Wednesday, July 25, 2012

Iraq: After the Americans

Click here to access 25:00m video from Al Jazeera's Frontline program. 
In a special two-part series, Fault Lines travels across Iraq to take the pulse of a country and its people after nine years of foreign occupation and nation-building.
Now that US troops have left, how are Iraqis overcoming the legacy of violence and toxic remains of the US-led occupation, and the sectarian war it ignited? Is the country on the brink of irreparable fragmentation?
This 25 minute video presentation provides an assessment of the US Empire's "nation building" program in Iraq by a journalist on a return visit to that country. It is a terribly disturbing and depressing experience for any decent American to view--it certainly was for me. It provides a condensed case study of the "Salvador Option" and divide and conquer strategy that are the methods of choice in bringing foreign countries under the control of the Empire. 
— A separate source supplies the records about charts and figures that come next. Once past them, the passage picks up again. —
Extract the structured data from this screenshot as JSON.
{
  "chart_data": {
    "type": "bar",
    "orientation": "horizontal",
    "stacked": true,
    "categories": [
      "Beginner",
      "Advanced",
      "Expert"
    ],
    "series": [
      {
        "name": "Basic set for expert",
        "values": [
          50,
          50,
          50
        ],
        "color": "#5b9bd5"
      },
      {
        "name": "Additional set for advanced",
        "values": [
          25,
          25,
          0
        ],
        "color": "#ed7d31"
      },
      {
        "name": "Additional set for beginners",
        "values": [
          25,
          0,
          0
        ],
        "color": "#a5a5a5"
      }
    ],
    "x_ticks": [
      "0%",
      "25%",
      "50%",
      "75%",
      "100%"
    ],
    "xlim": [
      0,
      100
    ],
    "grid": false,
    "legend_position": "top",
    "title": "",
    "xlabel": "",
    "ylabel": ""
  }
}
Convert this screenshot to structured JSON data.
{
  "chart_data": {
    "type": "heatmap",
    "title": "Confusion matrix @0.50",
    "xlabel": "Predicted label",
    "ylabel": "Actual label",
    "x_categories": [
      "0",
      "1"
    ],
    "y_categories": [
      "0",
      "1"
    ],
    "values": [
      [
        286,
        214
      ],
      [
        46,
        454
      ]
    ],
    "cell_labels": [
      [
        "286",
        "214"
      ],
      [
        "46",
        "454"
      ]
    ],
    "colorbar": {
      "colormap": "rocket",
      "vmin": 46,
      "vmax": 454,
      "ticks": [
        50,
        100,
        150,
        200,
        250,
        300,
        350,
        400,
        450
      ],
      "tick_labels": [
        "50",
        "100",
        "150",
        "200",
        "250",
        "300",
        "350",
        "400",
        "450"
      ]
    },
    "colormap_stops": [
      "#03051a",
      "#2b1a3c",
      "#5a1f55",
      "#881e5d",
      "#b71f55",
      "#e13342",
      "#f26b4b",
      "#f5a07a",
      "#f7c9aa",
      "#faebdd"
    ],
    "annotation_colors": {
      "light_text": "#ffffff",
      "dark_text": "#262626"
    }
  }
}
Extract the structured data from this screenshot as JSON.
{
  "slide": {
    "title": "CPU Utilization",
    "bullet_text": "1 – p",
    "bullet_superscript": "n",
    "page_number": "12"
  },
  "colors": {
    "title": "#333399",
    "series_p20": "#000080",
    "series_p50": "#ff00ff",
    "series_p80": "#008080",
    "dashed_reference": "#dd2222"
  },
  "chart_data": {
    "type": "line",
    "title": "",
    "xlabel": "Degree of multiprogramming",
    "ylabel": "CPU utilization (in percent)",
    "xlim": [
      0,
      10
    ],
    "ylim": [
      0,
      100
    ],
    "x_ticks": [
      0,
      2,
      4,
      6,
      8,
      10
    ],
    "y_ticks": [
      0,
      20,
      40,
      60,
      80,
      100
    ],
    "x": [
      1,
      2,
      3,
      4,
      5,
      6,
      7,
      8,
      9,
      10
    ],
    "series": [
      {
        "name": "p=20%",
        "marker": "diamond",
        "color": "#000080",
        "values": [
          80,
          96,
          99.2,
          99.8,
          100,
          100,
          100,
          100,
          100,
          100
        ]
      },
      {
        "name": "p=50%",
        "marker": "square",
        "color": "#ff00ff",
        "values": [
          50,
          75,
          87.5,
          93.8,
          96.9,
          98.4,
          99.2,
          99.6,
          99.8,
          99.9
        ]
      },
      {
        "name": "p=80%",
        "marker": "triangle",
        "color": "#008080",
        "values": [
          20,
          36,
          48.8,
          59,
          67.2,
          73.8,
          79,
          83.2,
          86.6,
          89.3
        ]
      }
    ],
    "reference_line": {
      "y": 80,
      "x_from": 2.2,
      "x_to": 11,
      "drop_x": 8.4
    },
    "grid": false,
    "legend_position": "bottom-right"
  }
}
The Salvadore option is essentially a terrorist operation and was first systematically employed by US agents in Vietnam, then in El Salvador, and in many places in Latin America including Chile, Columbia, and Argentina. References to these terrorist operations are fast disappearing from the internet. Here are some that I've found: here (unfortunately this has been removed from their website), here, here, and here

In Iraq we see that Empire agents have combined this terrorist operation with divide and conquer strategies by appointing different agencies under the control of different religious sects. For example, the Ministry of the Interior which directed their police-terrorist operations were placed under Sunni control with close supervision by Empire agents. Other branches of government were placed under Shia control. Another way to divide Iraqis was to give the Kurds in the oil-rich Kurdistan Province of Iraq considerable independence from the central government.